With the booming development of cross-border e-commerce, dangerous goods such as lithium batteries, battery-equipped devices and cosmetics have entered global logistics channels in large quantities in the form of small batches and multiple shipments. This trend has posed new challenges to the traditional dangerous goods packaging certificate application system designed for full-container cargo, and has spurred the rapid rise of "micro-compliance" services.
Take the air transport of lithium batteries as an example. The new 67th edition of the IATA DGR stipulates a mandatory requirement that the state of charge (SoC) of lithium batteries packed with equipment shall not exceed 30%. Such batteries must also use UN-standard packaging and obtain a dangerous goods packaging certificate. For cross-border e-commerce sellers, applying batch by batch under the traditional model is unaffordable in terms of both time and economic costs.
To address this pain point, the industry is actively exploring a model of pre-categorized packaging plus simplified declaration. Standardized compliant packaging solutions have been developed for common types of small dangerous goods, with performance appraisal completed in advance. Enterprises only need to select and file records according to actual shipment situations.

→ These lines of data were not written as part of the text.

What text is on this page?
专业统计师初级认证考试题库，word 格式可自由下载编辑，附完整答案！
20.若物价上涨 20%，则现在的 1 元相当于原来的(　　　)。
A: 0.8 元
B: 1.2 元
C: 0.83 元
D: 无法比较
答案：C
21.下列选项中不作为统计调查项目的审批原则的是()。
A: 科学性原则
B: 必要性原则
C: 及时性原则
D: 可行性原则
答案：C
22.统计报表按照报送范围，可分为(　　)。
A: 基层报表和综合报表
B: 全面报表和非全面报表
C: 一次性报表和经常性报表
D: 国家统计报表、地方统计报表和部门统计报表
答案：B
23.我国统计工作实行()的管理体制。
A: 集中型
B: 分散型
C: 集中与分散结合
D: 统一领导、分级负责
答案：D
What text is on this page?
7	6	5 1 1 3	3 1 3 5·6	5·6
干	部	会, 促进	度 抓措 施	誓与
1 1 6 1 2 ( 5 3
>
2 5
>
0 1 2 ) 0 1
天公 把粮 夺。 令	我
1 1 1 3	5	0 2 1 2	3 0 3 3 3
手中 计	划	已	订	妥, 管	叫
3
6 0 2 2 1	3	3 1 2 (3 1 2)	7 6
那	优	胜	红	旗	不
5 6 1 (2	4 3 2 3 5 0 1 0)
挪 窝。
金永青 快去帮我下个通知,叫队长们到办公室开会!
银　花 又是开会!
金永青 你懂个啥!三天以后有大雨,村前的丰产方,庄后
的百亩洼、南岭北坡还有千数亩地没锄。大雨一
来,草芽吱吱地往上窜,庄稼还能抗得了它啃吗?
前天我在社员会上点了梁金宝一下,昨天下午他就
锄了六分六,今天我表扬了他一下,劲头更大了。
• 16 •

Meanwhile, a number of third-party compliance service providers focusing on cross-border e-commerce have emerged, offering sellers one-stop "micro-compliance" services ranging from battery testing and packaging selection to dangerous goods packaging certificate application. In the future, dangerous goods packaging certificates applicable to cross-border e-commerce will be more integrated with electronic waybill systems to achieve one code per item for accurate traceability.